ULYSSES AND THE CYCLOPS
When all else was still, Ulysses whispered the word to his wakeful crew. From the litter they silently dragged out that huge stake he had made ready: and blowing up the fire, heated its point till the green wood had almost burst into flame. It was all they could do to bear it along to the side of the sleeping giant. When their leader gave the signal, they plunged that red-hot spit into his eye, and, turning it like an awl, they bored a hole so deep and so wide that a torrent of blood gushed out to quench the fiery brand.
The drunken giant started to his feet with a roar which sent them quailing backwards. But when he had torn the tormenting brand from his forehead, all he could do was to grope blindly around him, stamping and howling for pain and for rage against those puny enemies that in the dim firelight could take heed to keep out of his reach. So furious was the alarm he raised, that it woke his neighbor giants, who presently came hurrying along to the cave's mouth, and shouted to him:
"What ails thee, Polyphemus, that thus our rest is disturbed? Who breaks upon thy sleep? Has any man found means to hurt thee? Or has some one been robbing thee by force or fraud?"

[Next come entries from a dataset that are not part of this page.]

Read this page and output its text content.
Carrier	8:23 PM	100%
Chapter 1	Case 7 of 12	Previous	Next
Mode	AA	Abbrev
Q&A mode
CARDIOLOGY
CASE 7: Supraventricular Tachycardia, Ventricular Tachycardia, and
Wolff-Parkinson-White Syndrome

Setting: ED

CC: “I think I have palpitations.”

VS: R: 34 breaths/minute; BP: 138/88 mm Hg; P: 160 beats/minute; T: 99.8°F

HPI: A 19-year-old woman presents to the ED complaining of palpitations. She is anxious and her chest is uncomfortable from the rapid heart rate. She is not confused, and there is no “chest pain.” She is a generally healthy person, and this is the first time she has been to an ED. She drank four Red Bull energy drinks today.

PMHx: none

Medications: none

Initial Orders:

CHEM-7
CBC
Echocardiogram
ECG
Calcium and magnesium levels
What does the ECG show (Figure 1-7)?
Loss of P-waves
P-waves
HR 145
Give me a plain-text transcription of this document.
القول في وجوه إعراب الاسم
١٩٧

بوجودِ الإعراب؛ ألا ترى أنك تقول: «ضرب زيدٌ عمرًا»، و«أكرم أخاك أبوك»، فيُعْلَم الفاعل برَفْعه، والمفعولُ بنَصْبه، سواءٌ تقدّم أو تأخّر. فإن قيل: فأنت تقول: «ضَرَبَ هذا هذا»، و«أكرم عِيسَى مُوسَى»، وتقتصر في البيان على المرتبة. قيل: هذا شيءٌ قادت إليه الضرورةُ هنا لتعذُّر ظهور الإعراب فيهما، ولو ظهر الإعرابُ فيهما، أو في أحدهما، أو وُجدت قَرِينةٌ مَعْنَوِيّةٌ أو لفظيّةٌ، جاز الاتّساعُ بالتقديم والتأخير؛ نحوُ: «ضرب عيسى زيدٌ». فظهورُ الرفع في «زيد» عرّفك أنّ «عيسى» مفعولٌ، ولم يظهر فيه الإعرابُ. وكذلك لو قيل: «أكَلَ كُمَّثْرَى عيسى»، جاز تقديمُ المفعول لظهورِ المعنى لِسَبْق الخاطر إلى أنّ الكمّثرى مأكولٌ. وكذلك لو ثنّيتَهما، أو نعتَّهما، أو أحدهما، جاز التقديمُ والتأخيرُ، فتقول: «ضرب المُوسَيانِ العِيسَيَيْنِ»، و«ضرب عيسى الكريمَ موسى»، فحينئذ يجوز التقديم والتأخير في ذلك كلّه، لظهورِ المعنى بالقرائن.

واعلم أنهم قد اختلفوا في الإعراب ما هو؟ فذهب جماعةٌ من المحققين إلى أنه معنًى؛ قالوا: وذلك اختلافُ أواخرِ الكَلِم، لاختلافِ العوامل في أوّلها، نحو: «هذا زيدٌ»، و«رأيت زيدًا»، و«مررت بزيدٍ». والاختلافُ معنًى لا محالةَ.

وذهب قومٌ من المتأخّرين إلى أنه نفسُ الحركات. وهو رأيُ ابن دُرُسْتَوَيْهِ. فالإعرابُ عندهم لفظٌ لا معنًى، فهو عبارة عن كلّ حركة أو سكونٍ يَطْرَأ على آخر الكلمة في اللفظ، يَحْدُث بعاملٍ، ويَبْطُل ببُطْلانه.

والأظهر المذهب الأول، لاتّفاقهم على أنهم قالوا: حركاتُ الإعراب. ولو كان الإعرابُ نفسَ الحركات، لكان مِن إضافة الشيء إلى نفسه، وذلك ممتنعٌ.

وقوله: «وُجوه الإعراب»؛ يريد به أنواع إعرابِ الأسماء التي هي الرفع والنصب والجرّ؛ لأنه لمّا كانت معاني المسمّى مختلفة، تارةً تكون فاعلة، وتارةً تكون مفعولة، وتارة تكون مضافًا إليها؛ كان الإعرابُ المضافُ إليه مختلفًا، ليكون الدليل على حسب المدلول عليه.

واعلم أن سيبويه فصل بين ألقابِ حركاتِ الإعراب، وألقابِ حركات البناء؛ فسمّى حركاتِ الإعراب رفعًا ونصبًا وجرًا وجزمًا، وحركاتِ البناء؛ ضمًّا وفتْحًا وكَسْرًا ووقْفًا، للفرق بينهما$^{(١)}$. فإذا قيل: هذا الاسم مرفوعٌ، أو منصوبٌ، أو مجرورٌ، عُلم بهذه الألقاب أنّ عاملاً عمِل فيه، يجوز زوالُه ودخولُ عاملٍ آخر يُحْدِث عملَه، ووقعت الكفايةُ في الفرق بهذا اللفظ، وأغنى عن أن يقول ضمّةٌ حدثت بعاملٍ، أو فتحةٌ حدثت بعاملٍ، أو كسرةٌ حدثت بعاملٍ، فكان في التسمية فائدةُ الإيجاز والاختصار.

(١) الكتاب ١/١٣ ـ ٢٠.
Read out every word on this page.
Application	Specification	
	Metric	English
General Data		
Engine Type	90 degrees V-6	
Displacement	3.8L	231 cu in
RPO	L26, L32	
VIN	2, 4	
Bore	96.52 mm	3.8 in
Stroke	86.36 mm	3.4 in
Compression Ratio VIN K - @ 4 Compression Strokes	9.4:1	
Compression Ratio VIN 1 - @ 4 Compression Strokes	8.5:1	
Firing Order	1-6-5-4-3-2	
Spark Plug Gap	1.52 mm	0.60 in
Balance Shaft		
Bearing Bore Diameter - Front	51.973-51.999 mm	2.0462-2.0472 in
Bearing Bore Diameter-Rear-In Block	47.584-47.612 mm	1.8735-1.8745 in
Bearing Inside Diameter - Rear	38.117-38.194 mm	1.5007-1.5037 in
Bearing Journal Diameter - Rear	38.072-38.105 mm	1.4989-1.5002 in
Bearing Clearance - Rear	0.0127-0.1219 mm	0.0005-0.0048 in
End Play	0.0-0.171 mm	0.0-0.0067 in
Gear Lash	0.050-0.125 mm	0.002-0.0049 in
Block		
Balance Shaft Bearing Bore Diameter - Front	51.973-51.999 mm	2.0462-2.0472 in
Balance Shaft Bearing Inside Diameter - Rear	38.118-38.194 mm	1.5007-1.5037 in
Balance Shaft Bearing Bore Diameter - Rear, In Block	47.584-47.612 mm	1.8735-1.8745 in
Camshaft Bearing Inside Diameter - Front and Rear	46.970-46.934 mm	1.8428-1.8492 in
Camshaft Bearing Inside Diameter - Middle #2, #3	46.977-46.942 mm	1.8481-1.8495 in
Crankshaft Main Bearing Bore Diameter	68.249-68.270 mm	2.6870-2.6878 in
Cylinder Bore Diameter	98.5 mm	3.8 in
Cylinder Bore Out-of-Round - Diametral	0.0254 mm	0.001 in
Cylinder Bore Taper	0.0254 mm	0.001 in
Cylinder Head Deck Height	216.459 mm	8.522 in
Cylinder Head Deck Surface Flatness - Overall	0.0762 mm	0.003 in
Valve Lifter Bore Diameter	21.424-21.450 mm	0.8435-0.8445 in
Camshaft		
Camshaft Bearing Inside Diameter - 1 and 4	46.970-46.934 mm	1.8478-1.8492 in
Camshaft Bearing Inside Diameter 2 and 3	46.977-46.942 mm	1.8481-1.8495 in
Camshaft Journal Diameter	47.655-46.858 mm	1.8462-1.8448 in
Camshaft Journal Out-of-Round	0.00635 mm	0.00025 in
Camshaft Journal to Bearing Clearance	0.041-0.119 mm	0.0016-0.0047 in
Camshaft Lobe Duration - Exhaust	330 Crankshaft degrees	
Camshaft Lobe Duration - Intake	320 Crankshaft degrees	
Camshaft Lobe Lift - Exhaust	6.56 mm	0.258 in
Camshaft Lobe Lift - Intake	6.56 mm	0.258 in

"Noman has hurt me!" yelled back the blind giant. "Noman is robbing my flock! Noman, I say, has played a cruel trick upon me!"
"Then if no man does thee harm, why these complaints?" grumbled his neighbors, while Ulysses chuckled over his sly device, all the more as he heard the giants tramping away to their own lairs with a parting word of mockery for the victim of a nightmare, as they took it to be. "If the gods send thee pain, take to prayer, and rouse us no more to give help against no man in mortal flesh!"
Thus left to himself, the blinded monster, pouring out his rage in tears of blood, found it hopeless to lay hands on the silently exulting foes, who all night long remained shut up with him in the cave; yet more fiercely his dark mind was bent on revenge against that insolent Noman and the rest of his crew. Fumbling about till he touched the rock that barred the entrance, he heaved it away; then there sat down with his hands stretched out before him, to make sure that none of the men should slip through among the flock when the rosy dawn called them forth to their pasture.
But again Ulysses was too wily for the thick-headed giant. Through the night he had been busy lashing the biggest rams together, three and three; and each midmost beast bore a man bound to it by osier twigs. The largest of all he kept for himself, creeping beneath it, and clinging to the thick fleece below its belly. On this strange steed he would come forth last of all.